My fourth baby, Maia Rose, was born in Brisbane, where Lotus birth is still very new, on 26 July 2000. We had a beautiful ‘Do It Yourself’ birth at home, and my intuition told me that her breaking forth time would be short. I decided not to treat her placenta at all, but kept it in a sieve over a bowl in the daytime, and in the placenta bag at night. The cord separated in just under 3 days and, although it was a cool time of year, it did get become friable and rather smelly. (Salt treatment would have prevented this). Maia’s placenta is and I broke off a piece of her dried cord to give to her when she is older.
My older children have blessed me with stories of their lives before birth, and have been unanimously in favour of not cutting the cord- especially Emma, who remembered the unpleasant feeling of having her cord cut, which she describes as being “painful in my heart”. Zoe, at five years of age, described being attached to a ‘love-heart thing’ in my womb and told me “When I was born, the cord went off the love-heart thing and onto there (the placenta) and then I came out.” Perhaps she remembers her placenta in utero as the source of nourishment and love.

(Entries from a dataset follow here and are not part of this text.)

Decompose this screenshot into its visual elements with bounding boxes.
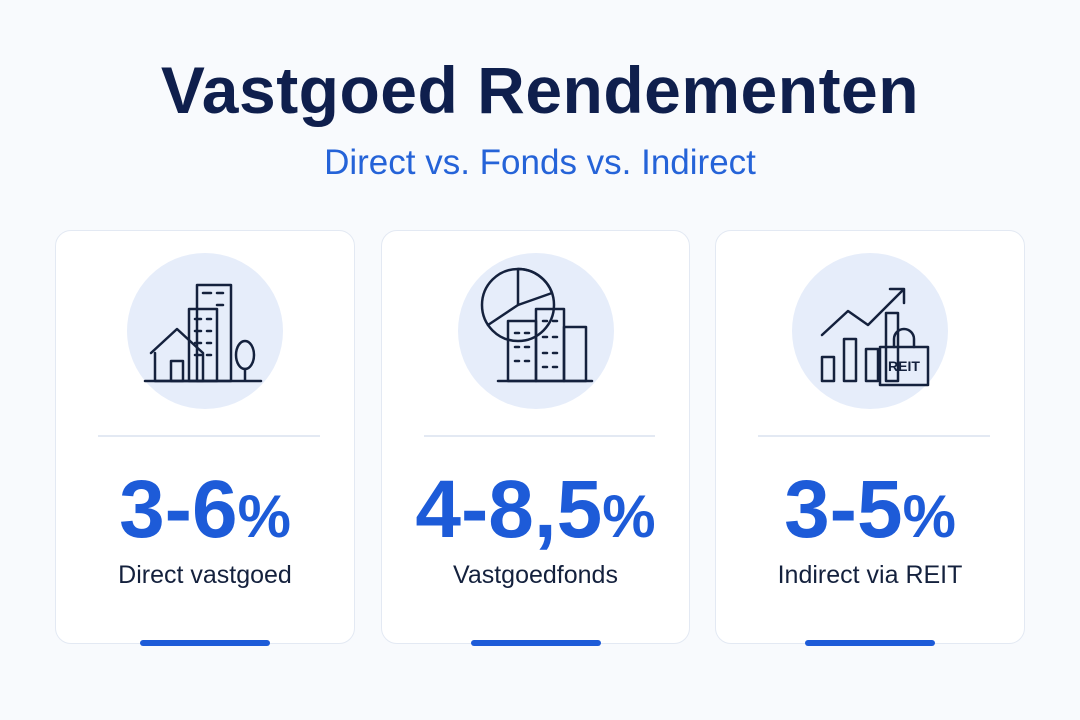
title: Vastgoed Rendementen bbox=[160, 53, 920, 127]
label: Indirect via REIT bbox=[777, 561, 963, 589]
value-number: 4-8,5 bbox=[415, 464, 603, 555]
icon-fund bbox=[457, 253, 614, 409]
value-number: 3-5 bbox=[784, 464, 903, 555]
card: 4-8,5% Vastgoedfonds bbox=[381, 230, 690, 646]
value-unit: % bbox=[237, 483, 291, 550]
icon-reit: REIT bbox=[792, 253, 948, 409]
accent-bar bbox=[140, 640, 270, 646]
value-unit: % bbox=[902, 483, 956, 550]
accent-bar bbox=[805, 640, 935, 646]
value-unit: % bbox=[602, 483, 656, 550]
divider bbox=[424, 435, 655, 437]
value: 3-6% bbox=[56, 463, 354, 557]
divider bbox=[758, 435, 990, 437]
subtitle: Direct vs. Fonds vs. Indirect bbox=[324, 143, 756, 182]
value: 4-8,5% bbox=[382, 463, 689, 557]
divider bbox=[98, 435, 320, 437]
label: Vastgoedfonds bbox=[453, 561, 618, 589]
icon-label: REIT bbox=[888, 358, 920, 374]
value-number: 3-6 bbox=[119, 464, 238, 555]
icon-buildings bbox=[127, 253, 283, 409]
card: 3-6% Direct vastgoed bbox=[55, 230, 355, 646]
label: Direct vastgoed bbox=[118, 561, 292, 589]
accent-bar bbox=[470, 640, 601, 646]
value: 3-5% bbox=[716, 463, 1024, 557]
card: REIT 3-5% Indirect via REIT bbox=[715, 230, 1025, 646]
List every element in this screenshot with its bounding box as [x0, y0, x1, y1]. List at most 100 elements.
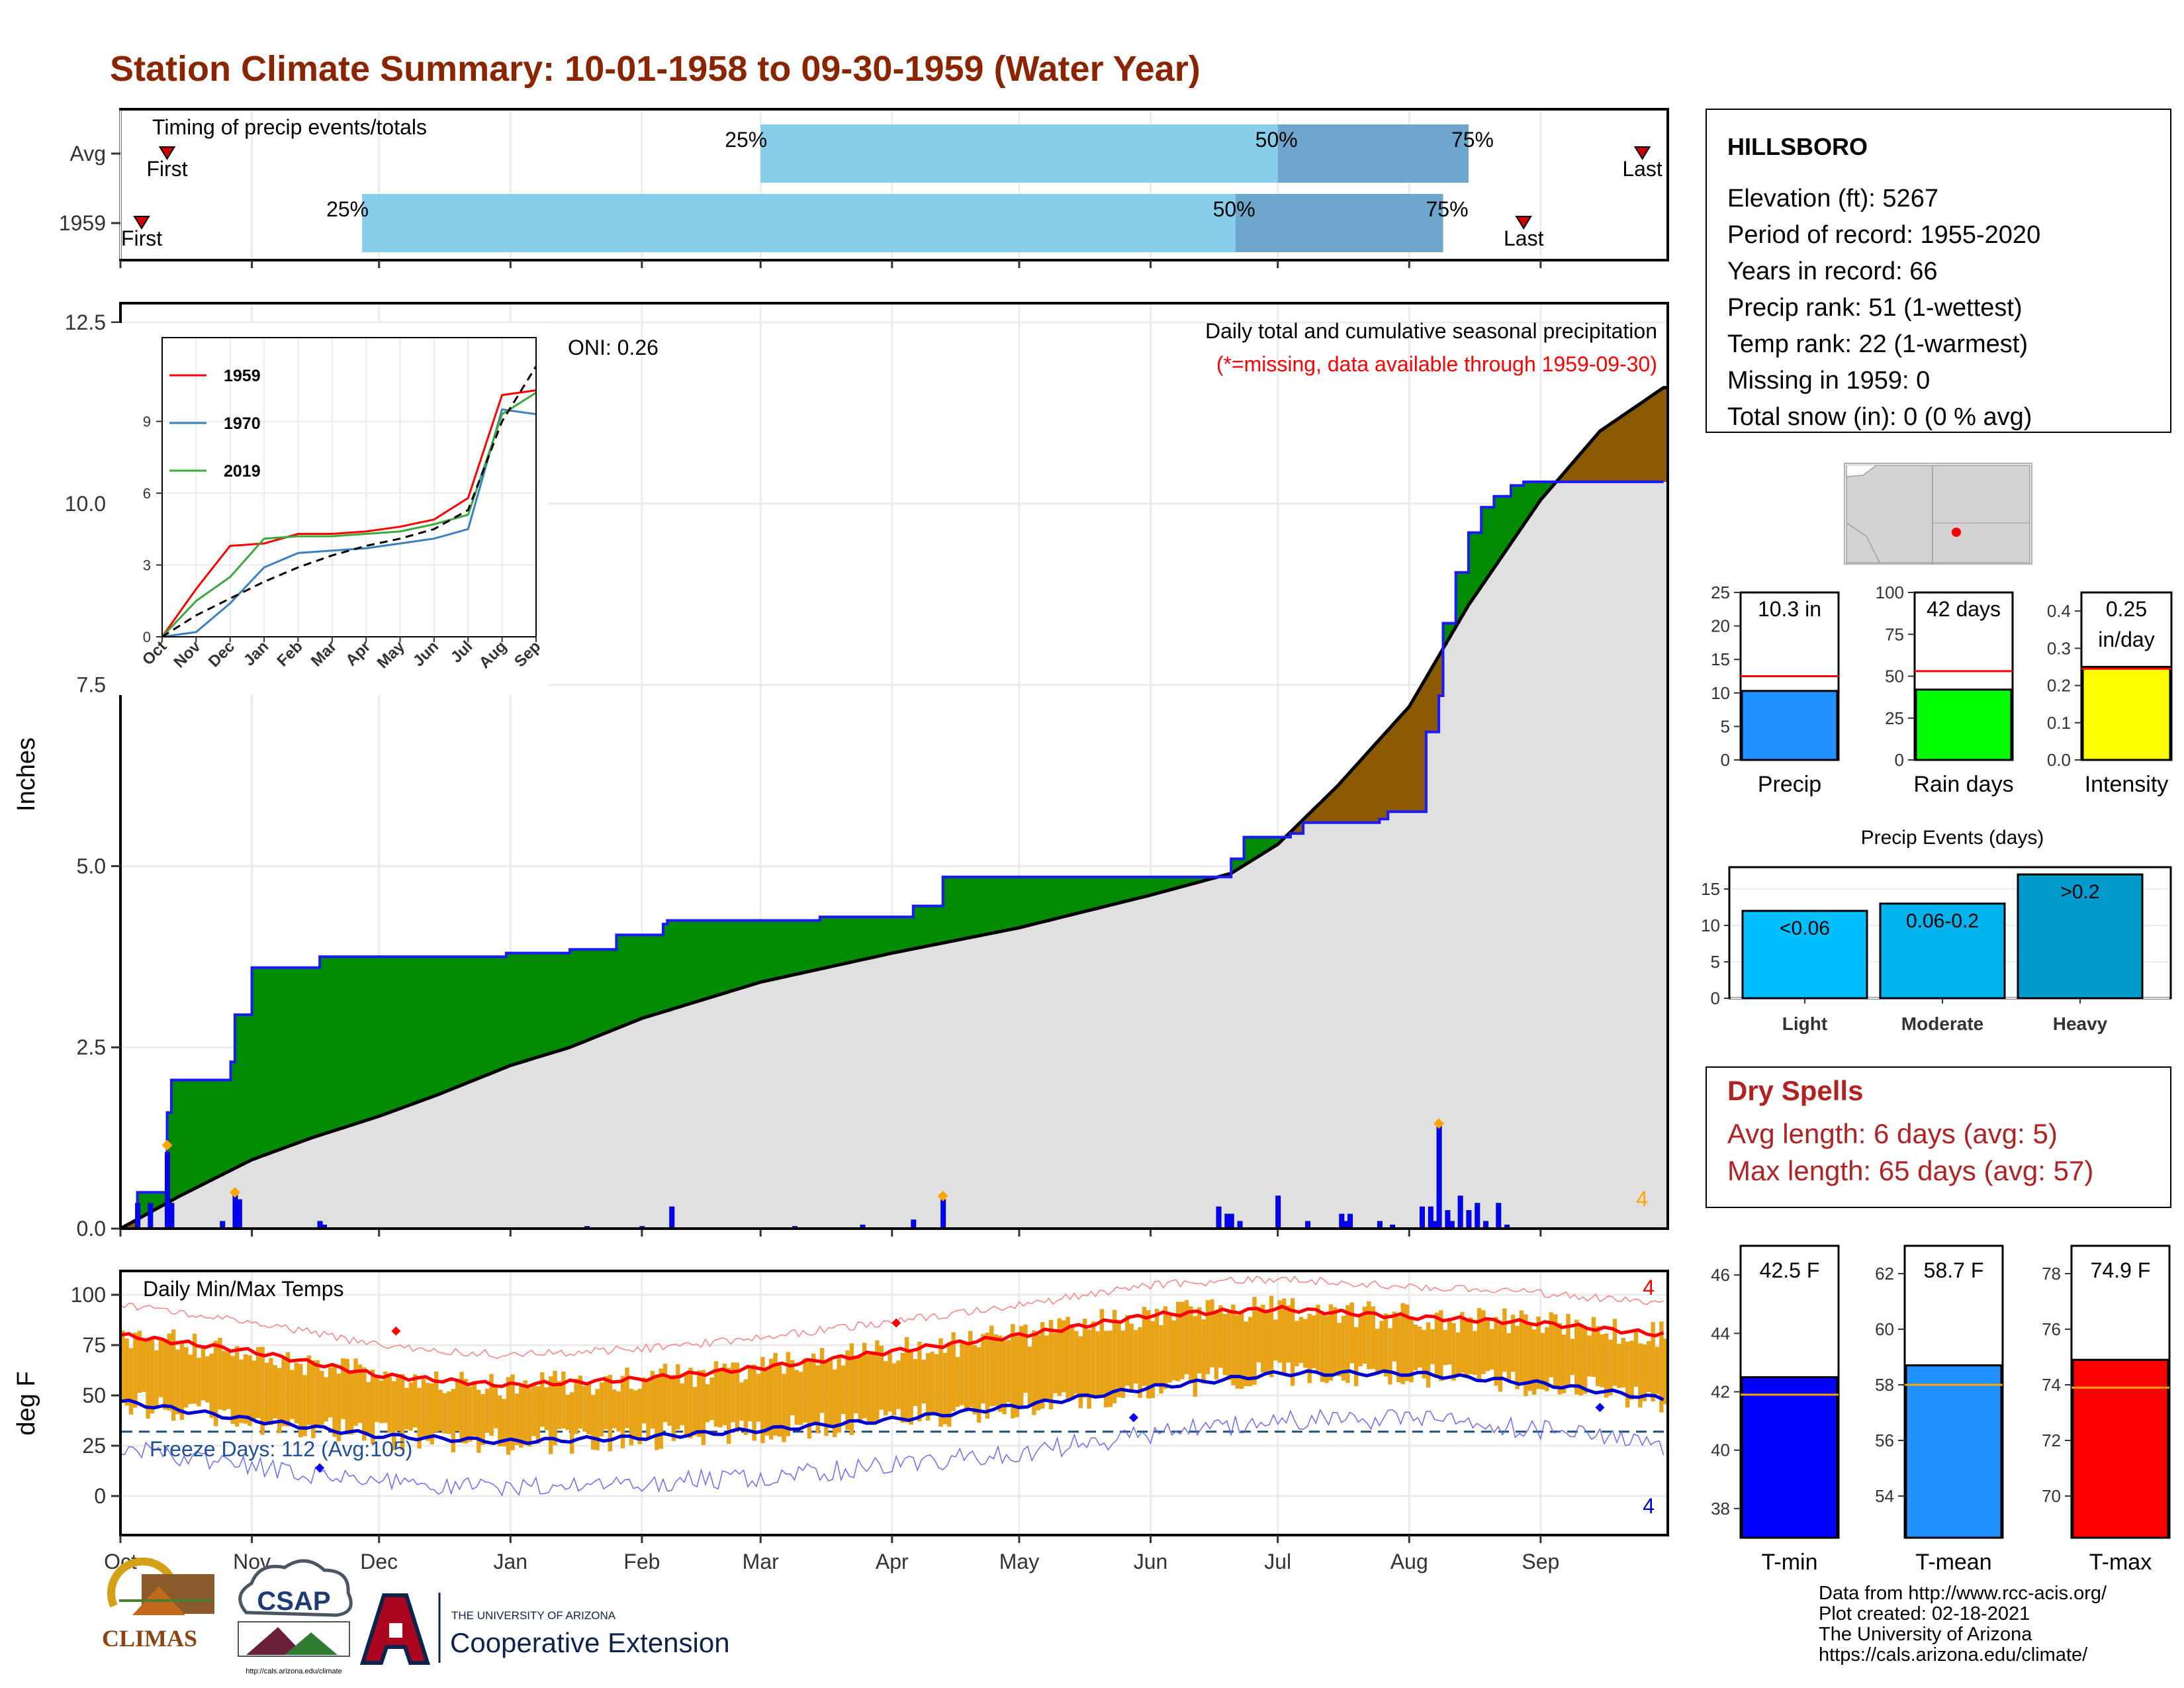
daily-temp-range-bar [1629, 1340, 1634, 1400]
surplus-deficit-slice [201, 1080, 206, 1184]
summary-bar-panels: 10.3 in 0 5 10 15 20 25 Precip 42 days 0 25 50 75 100… [1711, 583, 2173, 797]
surplus-deficit-slice [489, 957, 494, 1074]
daily-temp-range-bar [1651, 1322, 1655, 1402]
surplus-deficit-slice [705, 920, 711, 998]
surplus-deficit-slice [332, 957, 338, 1131]
surplus-deficit-slice [230, 1062, 236, 1170]
daily-temp-range-bar [1210, 1299, 1214, 1368]
surplus-deficit-slice [591, 949, 596, 1038]
daily-temp-range-bar [243, 1354, 248, 1424]
surplus-deficit-slice [1422, 681, 1427, 812]
surplus-deficit-slice [1591, 438, 1596, 482]
surplus-deficit-slice [256, 967, 261, 1158]
surplus-deficit-slice [1316, 805, 1321, 823]
daily-temp-range-bar [599, 1382, 604, 1436]
daily-temp-range-bar [1392, 1311, 1397, 1362]
daily-temp-range-bar [353, 1358, 358, 1427]
first-event-marker [133, 216, 150, 230]
daily-temp-range-bar [357, 1364, 363, 1423]
surplus-deficit-slice [608, 949, 613, 1031]
month-label: Apr [876, 1550, 909, 1573]
panel-title: T-mean [1915, 1550, 1991, 1575]
surplus-deficit-slice [1473, 532, 1478, 596]
daily-temp-range-bar [1205, 1300, 1210, 1374]
daily-temp-range-bar [985, 1333, 990, 1419]
event-bar [2017, 873, 2144, 1000]
daily-precip-bar [1457, 1196, 1463, 1229]
daily-temp-range-bar [171, 1329, 176, 1421]
daily-temp-range-bar [192, 1333, 197, 1404]
surplus-deficit-slice [146, 1192, 151, 1214]
daily-temp-range-bar [790, 1360, 795, 1415]
daily-temp-range-bar [315, 1360, 320, 1429]
daily-precip-bar [236, 1199, 242, 1229]
surplus-deficit-slice [951, 876, 956, 941]
mini-y-tick-label: 5 [1721, 716, 1730, 736]
surplus-deficit-slice [1269, 837, 1274, 849]
daily-temp-range-bar [1019, 1326, 1024, 1409]
surplus-deficit-slice [756, 920, 761, 983]
surplus-deficit-slice [586, 949, 592, 1040]
surplus-deficit-slice [1604, 426, 1609, 482]
value-label: 0.25 [2106, 597, 2147, 621]
daily-temp-range-bar [1473, 1331, 1477, 1375]
daily-temp-range-bar [442, 1393, 447, 1434]
daily-temp-range-bar [1396, 1316, 1401, 1382]
csap-url: http://cals.arizona.edu/climate [246, 1667, 342, 1675]
daily-temp-range-bar [578, 1376, 583, 1429]
daily-temp-range-bar [1146, 1310, 1151, 1399]
daily-temp-range-bar [1468, 1317, 1473, 1374]
surplus-deficit-slice [472, 957, 477, 1080]
event-bar [1741, 910, 1868, 1000]
mini-y-tick-label: 25 [1885, 708, 1904, 728]
surplus-deficit-slice [752, 920, 757, 984]
daily-temp-range-bar [896, 1360, 901, 1409]
daily-temp-range-bar [1248, 1317, 1253, 1387]
surplus-deficit-slice [845, 917, 850, 963]
daily-temp-range-bar [1066, 1317, 1070, 1401]
surplus-deficit-slice [718, 920, 723, 995]
daily-temp-range-bar [604, 1376, 608, 1430]
daily-temp-range-bar [828, 1358, 833, 1428]
surplus-deficit-slice [285, 967, 291, 1147]
surplus-deficit-slice [671, 920, 676, 1009]
surplus-deficit-slice [1069, 876, 1075, 915]
daily-temp-range-bar [489, 1374, 494, 1436]
surplus-deficit-slice [468, 957, 473, 1082]
daily-temp-range-bar [1553, 1314, 1558, 1387]
main-y-tick-label: 10.0 [65, 492, 106, 516]
surplus-deficit-slice [803, 920, 808, 972]
daily-temp-range-bar [1290, 1298, 1295, 1386]
temp-panel-y-tick-label: 58 [1875, 1375, 1894, 1395]
surplus-deficit-slice [1629, 409, 1635, 482]
daily-temp-range-bar [1044, 1335, 1049, 1400]
surplus-deficit-slice [1434, 659, 1439, 732]
daily-temp-range-bar [1519, 1310, 1524, 1383]
surplus-deficit-slice [1027, 876, 1032, 925]
daily-temp-range-bar [387, 1376, 392, 1433]
surplus-deficit-slice [1498, 496, 1503, 559]
value-label: 58.7 F [1924, 1258, 1984, 1282]
surplus-deficit-slice [760, 920, 766, 982]
daily-temp-range-bar [234, 1346, 240, 1427]
surplus-deficit-slice [1125, 876, 1130, 901]
surplus-deficit-slice [862, 917, 868, 959]
daily-precip-bar [135, 1203, 141, 1229]
daily-temp-range-bar [1345, 1305, 1350, 1383]
surplus-deficit-slice [1108, 876, 1113, 906]
daily-temp-range-bar [1460, 1312, 1465, 1373]
surplus-deficit-slice [248, 1014, 253, 1161]
missing-note: (*=missing, data available through 1959-… [1216, 352, 1657, 376]
surplus-deficit-slice [213, 1080, 218, 1178]
daily-temp-range-bar [239, 1359, 244, 1423]
surplus-deficit-slice [1367, 751, 1372, 823]
daily-temp-range-bar [459, 1372, 464, 1443]
surplus-deficit-slice [1277, 837, 1283, 843]
daily-temp-range-bar [1485, 1318, 1490, 1372]
surplus-deficit-slice [1651, 395, 1656, 482]
daily-temp-range-bar [968, 1331, 973, 1407]
surplus-deficit-slice [921, 906, 927, 947]
surplus-deficit-slice [1142, 876, 1147, 897]
surplus-deficit-slice [1248, 837, 1253, 862]
daily-temp-range-bar [290, 1370, 295, 1419]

Lotus birth has been, for us, an exquisite ritual which has enhanced the magic of the early post natal days. I notice an integrity and self-possession with my lotus-born children, and I believe that lovingness, cohesion, attunement to nature, trust, and respect for the natural order have all been imprinted on our family by our honouring of the placenta, the Tree of Life, through Lotus Birth.
4 comment(s) on this page. Add your own comment below.
I understand that the cord is still connected to the infant but is it still connected to the mother and if so isn't that highly uncomfortable for the mother??
"My older children have blessed me with stories of their lives before birth, and have been unanimously in favour of not cutting the cord- especially Emma, who remembered the unpleasant feeling of having her cord cut, which she describes as being “painful in my heart”. Zoe, at five years of age, described being attached to a ‘love-heart thing’ in my womb and told me “When I was born, the cord went off the love-heart thing and onto there (the placenta) and then I came out.” Perhaps she remembers her placenta in utero as the source of nourishment and love."
Yeah sure.... ;|
Dana, the placenta leaves the mother's womb and remains attached to the cord. It is easy to care for it until the cord comes away at the navel 3-7days after birth.
My 3 1/2 year old daughter recently had a series of conversations with me recollecting her birth, time in NICU from day 3-10 and about her placenta. and what happened to it. In one of the conversations one morning as we snuggled in bed, she was twirling her hair intensely and became really upset asking me 'what happened to my placenta?'...'why did they take it away?'...'I want it back, it was important to me! They need to give it back'. We practiced delayed cord cutting, had an un-medicated home birth but I didn't know about lotus birth back then.
I asked my daughter what she would have wanted to happen as she was so distressed by the memories of her placenta leaving her and being cut away and taken away and she said 'I wanted it to stay until it dropped off. I didn't want them to cut it and take it away'. She beautifully described lotus birth without ever hearing anything about it which just pulled at my heart strings. We had a massive cry together and cuddle and are going to plant a tree in memory of her placenta.
Her distress at me not being able to get her placenta back was significant and it was hard to explain to her why in fact it did go, why the hospital 'needed' it (her words) etc. etc. I was acutely aware of our decision making as parents can be so flawed for our kids. While we have loving intentions and we are doing the best we can with the knowledge we have at the time, these decisions can still have such a big impact on our babies early experiences and then expectations of life going forwards. Thank you for raising awareness of this precious gift and practice for our babies.